/ Analytics Blog / Research & Trends / Vulnerable Houston Job Sectors

RealPage Analytics Blog

Vulnerable Houston Job Sectors

Vulnerable Houston Job Sectors

Houston’s already weak apartment market is facing an uphill battle, as several of its job sectors are especially vulnerable during the COVID-19 pandemic. As tourism and service industries slow nationwide, the Leisure and Hospitality and Trade, Transportation and Utilities sectors are particularly susceptible to job losses. Trade, Transportation and Utilities is Houston’s biggest workforce segment, accounting for 20.3% of total jobs.

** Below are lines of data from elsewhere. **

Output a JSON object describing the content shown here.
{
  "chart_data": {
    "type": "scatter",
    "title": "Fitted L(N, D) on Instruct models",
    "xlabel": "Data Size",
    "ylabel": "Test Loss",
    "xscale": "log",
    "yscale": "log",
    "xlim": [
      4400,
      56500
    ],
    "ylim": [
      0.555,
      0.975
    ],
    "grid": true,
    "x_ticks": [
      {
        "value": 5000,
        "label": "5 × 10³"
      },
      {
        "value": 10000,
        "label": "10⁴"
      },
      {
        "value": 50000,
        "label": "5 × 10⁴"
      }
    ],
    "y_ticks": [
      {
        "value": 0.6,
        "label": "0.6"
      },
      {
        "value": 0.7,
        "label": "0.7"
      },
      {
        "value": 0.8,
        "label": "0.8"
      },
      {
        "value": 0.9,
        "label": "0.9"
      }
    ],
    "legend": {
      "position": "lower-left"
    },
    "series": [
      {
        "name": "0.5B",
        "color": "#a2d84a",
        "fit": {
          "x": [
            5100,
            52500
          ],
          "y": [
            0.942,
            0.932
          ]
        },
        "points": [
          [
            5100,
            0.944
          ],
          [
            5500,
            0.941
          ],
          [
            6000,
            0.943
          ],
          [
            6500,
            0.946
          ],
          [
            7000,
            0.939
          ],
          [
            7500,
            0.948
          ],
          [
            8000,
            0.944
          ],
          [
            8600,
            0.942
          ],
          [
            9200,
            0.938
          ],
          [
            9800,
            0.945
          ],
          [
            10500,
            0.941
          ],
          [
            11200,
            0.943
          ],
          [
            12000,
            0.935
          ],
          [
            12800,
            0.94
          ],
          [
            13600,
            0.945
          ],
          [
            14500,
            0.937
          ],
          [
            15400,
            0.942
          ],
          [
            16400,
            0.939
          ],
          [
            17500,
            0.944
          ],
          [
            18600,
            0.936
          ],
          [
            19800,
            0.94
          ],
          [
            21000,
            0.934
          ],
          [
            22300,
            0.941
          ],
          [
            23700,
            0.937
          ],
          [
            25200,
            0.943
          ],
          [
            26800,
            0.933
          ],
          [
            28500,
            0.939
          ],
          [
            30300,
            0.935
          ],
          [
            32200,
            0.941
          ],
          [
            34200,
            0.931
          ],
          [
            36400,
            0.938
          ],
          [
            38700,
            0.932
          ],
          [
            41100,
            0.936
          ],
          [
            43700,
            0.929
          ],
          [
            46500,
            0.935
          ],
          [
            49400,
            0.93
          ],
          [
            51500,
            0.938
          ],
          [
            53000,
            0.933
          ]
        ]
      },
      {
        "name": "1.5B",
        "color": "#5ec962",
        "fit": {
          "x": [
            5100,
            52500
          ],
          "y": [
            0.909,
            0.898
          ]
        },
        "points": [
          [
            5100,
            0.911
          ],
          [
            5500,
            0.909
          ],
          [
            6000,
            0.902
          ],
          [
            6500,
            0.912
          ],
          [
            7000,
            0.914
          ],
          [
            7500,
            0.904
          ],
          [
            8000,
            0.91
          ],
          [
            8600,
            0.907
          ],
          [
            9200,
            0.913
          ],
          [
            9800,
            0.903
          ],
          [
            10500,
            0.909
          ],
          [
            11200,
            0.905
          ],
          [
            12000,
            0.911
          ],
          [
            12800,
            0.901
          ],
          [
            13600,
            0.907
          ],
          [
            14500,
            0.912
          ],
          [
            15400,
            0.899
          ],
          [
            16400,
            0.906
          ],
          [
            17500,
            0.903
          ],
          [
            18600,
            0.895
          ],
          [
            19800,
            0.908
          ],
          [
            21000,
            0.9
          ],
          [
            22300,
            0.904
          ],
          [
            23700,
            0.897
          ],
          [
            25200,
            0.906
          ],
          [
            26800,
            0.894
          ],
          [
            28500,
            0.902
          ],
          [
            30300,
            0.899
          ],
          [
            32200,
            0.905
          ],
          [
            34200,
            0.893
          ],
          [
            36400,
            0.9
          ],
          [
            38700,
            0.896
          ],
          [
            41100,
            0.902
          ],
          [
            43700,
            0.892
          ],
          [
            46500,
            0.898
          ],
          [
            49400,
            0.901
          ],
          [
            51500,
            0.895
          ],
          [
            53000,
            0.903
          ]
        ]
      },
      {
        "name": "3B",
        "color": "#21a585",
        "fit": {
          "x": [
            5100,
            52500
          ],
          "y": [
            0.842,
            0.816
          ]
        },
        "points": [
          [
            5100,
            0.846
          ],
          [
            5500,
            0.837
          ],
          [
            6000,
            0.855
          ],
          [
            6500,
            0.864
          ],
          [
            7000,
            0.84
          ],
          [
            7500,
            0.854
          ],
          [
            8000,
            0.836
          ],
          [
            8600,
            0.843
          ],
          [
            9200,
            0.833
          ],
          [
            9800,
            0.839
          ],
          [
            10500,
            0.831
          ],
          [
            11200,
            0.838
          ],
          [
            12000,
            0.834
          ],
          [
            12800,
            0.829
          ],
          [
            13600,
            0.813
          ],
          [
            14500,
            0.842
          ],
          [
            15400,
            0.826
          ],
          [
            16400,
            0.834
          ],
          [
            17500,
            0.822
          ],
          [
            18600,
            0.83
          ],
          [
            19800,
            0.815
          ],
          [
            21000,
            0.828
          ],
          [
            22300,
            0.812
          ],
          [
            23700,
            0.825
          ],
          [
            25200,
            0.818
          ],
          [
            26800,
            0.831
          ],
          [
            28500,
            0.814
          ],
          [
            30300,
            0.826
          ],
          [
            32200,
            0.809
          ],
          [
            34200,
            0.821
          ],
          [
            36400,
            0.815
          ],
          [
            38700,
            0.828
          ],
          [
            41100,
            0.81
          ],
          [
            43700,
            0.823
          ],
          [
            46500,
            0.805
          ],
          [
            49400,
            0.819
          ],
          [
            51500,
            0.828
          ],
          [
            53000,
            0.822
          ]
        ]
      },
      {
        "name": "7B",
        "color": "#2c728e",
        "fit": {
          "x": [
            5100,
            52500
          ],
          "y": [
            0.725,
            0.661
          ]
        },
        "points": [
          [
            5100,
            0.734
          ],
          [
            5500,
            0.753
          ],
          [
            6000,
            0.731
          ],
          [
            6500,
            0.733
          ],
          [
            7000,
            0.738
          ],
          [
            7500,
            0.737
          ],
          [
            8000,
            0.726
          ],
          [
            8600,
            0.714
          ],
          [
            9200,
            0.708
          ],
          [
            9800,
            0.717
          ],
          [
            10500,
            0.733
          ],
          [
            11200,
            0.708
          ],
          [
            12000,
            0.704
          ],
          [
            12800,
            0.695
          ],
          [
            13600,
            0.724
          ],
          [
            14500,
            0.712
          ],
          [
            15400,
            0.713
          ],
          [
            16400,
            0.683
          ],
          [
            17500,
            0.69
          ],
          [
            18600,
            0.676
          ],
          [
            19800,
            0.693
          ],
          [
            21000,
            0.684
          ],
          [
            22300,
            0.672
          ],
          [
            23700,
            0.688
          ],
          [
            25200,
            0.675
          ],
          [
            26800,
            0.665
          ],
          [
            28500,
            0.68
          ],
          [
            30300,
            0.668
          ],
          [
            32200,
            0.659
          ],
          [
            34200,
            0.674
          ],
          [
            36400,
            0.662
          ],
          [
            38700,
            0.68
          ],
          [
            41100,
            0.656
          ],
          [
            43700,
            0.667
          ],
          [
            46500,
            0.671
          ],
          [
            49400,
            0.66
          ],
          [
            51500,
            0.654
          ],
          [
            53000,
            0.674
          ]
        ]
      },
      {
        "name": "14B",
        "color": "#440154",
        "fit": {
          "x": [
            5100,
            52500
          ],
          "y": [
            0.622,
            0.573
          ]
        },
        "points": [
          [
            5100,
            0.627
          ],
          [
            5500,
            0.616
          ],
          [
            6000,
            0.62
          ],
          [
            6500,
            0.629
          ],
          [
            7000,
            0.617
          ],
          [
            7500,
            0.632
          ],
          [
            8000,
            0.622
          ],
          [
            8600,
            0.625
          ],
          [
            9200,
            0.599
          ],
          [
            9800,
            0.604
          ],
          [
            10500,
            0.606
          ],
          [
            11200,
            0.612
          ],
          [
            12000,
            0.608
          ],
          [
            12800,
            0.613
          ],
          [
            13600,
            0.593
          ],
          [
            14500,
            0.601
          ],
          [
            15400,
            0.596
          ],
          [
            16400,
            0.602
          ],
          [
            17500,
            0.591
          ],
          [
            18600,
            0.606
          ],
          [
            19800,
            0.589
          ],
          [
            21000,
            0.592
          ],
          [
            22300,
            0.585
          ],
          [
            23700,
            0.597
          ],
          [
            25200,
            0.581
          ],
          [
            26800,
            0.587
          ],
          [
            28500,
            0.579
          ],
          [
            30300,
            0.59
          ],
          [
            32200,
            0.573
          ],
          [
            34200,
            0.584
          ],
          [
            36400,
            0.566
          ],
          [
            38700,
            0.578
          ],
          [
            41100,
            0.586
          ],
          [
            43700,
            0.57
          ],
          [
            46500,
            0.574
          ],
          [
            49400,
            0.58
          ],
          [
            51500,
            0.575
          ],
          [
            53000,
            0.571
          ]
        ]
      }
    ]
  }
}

Leisure and Hospitality Services makes up another 10.2%. In addition to what the rest of the nation is facing, Houston’s economy is also heavily dependent on the oil and gas sector, which has seen a noted decline in recent months. Professional and Business Services, which includes many white-collar oil and gas jobs in the market, makes up 16.3% of the local economy. Mining, Logging and Construction, including oil and gas extraction, accounts for 9.8% of Houston’s workforce. Houston also makes up the largest concentration of petrochemical manufacturing in the world. Overall, 7.5% of Houston’s workforce is in Manufacturing. Added together, these susceptible workforce segments make up over half of Houston’s economic base.